Intel Details Core Ultra ‘Meteor Lake’ Architecture, Launches December 14

(Image credit: Intel)
Intel Innovation 2023

Meteor Lake: Core Ultra Architecture Detailed, Due Dec. 14
Meteor Lake GPU: Chip doubles Integrated Graphics Performance Per Watt
5th-Gen Xeon: Intel Shows 288-Core Processor, Arrives Dec. 14
Arrow Lake Wafer: Showcase for 20A Process Node; Chips in 2024
Pike Creek: World’s First UCIe-Connected Chiplet-Based CPU
Lunar Lake-Based PC: Intel also unveils Panther Lake for 2025

Intel shared the deep-dive details of its disruptive new Meteor Lake processors during its Intel Tech Tour in Malaysia, and while the company isn’t sharing product-level details yet, like the different chip models, before their launch on December 14, it’s whipping the covers off its new 3D performance hybrid architecture. That includes details about the chips’ CPU and GPU core microarchitectures, neural processing unit, Foveros 3D packaging that melds multiple chiplets into one chip, a new approach to power management, and its new low-power-island e-cores that create a third tier of CPU compute power in addition to the standard P-cores and E-cores. Intel also shared core details about its new EUV-enabled Intel 4 process node, which it says is delivering the best initial yields the company has seen in a decade.

Intel says its new design methodology results in stunning gains in power efficiency, but it hasn’t shared performance benchmarks yet. The company describes its move to Foveros 3D packaging technology as its largest architectural shift in 40 years, a fair statement given the radical new packaging technology will pave the way to more advanced chips in the future, with CEO Pat Gelsinger even calling it the company’s next ‘Centrino moment.’ These are needed changes as Intel looks to regain the lead over its primary fab competitor, TSMC, in process node tech, and outmaneuver its primary chip competitor, AMD, with its new chiplet-based architecture. Intel also has to fend off Apple, which has now made a disruptive entrance into the laptop market with faster, more power efficient processors.

Meteor Lake marks not only a fundamental rethinking of Intel’s processor design, but also its approach to fabricating its processors – these are the company’s first mainstream chips to use silicon from a competing fab. Intel leans on TSMC’s process node tech for three of the four active tiles on the processor, selecting two less expensive TSMC nodes for some functions, and one higher-density and higher-performance TSMC node than its own ‘Intel 4’ node that it uses for its CPU tile.

We’ll start at the top, covering the basic design elements, and then dive into the deeper details of each unit. We also have details of the overall AI implementation and software, along with the design decisions behind the new Foveros 3D-based architecture.

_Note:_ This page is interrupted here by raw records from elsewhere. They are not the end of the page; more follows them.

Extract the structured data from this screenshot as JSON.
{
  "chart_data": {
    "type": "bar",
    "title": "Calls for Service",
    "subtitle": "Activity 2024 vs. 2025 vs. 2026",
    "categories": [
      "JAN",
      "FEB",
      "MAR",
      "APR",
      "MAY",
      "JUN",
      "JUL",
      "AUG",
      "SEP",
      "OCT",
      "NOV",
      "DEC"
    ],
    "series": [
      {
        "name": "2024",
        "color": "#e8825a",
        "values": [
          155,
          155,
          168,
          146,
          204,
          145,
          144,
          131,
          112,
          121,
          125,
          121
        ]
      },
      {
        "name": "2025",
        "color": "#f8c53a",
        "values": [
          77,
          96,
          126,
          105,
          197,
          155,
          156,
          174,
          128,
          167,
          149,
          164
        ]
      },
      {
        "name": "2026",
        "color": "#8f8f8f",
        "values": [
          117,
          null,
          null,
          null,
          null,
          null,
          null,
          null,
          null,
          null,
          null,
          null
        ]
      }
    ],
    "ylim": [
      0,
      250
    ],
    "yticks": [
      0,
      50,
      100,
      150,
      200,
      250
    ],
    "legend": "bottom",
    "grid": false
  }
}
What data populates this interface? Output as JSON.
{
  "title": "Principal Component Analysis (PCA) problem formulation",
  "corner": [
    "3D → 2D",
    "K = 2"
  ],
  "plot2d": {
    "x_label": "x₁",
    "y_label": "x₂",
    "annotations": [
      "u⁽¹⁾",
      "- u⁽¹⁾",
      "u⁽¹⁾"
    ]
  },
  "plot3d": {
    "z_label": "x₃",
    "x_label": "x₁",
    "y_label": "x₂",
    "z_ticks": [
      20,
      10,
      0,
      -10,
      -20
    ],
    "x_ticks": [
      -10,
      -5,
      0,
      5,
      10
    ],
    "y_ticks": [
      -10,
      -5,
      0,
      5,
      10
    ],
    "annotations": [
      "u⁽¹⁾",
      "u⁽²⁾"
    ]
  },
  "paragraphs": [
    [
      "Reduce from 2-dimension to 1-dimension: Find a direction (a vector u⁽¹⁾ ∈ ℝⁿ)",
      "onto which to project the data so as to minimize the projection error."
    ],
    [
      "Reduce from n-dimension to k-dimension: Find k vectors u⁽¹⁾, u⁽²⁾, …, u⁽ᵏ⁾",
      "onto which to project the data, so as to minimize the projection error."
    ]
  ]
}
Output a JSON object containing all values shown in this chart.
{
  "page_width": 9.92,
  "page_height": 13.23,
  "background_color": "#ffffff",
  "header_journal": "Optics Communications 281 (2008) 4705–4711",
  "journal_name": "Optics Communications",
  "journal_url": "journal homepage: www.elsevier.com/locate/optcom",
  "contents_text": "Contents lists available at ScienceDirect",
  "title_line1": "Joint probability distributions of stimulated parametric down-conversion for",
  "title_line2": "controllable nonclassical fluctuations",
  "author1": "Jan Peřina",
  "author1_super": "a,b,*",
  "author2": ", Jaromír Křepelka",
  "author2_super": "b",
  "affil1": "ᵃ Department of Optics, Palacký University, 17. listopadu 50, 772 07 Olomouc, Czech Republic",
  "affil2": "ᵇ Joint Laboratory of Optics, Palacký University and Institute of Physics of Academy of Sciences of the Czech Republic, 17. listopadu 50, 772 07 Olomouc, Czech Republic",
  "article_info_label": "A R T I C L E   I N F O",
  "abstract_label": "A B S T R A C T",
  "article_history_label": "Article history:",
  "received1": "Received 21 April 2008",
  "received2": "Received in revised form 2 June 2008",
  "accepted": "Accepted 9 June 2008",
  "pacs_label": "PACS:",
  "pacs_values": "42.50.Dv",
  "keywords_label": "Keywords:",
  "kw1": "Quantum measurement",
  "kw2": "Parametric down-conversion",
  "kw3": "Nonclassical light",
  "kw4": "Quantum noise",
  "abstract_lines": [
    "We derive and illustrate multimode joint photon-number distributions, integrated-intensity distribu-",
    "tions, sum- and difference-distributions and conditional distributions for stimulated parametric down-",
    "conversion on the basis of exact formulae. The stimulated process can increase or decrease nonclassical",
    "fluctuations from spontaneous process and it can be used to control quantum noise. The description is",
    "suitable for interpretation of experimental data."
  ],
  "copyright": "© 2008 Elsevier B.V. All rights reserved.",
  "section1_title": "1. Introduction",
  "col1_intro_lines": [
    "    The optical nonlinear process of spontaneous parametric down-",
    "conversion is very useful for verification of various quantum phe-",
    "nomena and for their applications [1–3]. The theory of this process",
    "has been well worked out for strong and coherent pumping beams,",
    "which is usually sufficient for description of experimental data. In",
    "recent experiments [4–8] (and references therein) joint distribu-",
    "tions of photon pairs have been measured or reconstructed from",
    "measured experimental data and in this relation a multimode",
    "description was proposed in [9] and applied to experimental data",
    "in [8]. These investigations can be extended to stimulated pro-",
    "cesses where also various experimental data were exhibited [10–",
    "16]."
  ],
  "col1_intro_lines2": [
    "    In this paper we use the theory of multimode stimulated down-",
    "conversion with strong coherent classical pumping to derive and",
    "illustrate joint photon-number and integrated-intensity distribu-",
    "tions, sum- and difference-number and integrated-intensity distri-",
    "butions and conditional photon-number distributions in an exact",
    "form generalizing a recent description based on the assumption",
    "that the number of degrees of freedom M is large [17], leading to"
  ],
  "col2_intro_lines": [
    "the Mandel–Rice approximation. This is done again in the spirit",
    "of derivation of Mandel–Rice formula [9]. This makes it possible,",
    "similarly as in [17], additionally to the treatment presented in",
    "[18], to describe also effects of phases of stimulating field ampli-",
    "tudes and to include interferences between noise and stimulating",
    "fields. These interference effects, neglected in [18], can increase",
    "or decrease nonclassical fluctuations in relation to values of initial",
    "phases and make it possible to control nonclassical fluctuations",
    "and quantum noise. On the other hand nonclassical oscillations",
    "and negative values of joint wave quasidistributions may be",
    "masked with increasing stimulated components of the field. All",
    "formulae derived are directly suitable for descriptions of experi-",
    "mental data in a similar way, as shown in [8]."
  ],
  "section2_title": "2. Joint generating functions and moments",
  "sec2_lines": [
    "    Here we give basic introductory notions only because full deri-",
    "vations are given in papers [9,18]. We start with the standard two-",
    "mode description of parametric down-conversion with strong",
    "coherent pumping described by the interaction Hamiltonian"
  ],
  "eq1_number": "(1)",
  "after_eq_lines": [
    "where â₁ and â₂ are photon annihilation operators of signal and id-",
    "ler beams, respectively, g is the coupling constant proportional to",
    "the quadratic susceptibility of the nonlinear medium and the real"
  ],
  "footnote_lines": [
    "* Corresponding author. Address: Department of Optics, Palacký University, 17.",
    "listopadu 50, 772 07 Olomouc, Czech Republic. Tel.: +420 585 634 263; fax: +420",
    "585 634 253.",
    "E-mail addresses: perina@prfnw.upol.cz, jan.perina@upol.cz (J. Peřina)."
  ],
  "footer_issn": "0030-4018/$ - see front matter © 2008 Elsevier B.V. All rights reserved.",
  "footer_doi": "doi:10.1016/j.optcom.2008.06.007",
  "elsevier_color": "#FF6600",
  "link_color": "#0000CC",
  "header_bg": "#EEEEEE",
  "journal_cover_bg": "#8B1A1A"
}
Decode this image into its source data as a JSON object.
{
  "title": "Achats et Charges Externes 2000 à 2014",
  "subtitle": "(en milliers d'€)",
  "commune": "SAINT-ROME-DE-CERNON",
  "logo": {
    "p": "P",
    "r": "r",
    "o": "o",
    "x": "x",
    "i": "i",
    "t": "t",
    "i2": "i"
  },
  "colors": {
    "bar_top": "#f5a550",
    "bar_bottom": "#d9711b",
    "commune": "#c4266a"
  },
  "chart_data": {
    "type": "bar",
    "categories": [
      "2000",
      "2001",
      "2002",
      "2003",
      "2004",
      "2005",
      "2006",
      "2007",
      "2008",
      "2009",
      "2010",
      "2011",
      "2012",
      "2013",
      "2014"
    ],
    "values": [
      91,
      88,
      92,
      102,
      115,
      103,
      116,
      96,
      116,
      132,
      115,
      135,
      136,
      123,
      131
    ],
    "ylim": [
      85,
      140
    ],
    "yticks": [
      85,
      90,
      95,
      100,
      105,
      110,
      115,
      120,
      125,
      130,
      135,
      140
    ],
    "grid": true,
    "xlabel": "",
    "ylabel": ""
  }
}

Intel Meteor Lake Architecture Overview

Intel refers to its die disaggregation technique as a ‘tiled’ architecture, whereas the rest of the industry refers to this as a chiplet architecture. In truth, there really isn’t much technical differentiation between the two terminologies. Intel says that a ‘tiled’ processor refers to a chip using advanced packaging, which enables parallel communication between the chip units, while standard packaging employs a serial interface that isn’t as performant or energy efficient. However, other competing processors with advanced packaging are still referred to as chiplet-based, so the terms are largely interchangeable.

Swipe to scroll horizontally
Intel Meteor Lake Tile/ChipletManufacturer / Node
CPU TileIntel / 'Intel 4'
3D Foveros Base DieIntel / 22FFL (Intel 16)
GPU Tile (tGPU)TSMC / N5 (5nm)
SoC TileTSMC / N6 (6nm)
IOE TileTSMC / N6 (6nm)

Meteor lake has four disaggregated active tiles mounted atop one passive interposer: a Compute (CPU) tile, graphics (GPU) tile, SoC tile, and I/O tile. All these units are Intel-designed and feature Intel microarchitectures, but external foundry TSMC will manufacture the I/O, SoC, and GPU tiles, while Intel manufactures the CPU tiles on its Intel 4 process. All four of these active tiles ride on top of a single unifying Intel-produced Foveros 3D base tile that ties together the functional units with high enough bandwidth and low enough latency for the chip to function as close to one monolithic die as possible.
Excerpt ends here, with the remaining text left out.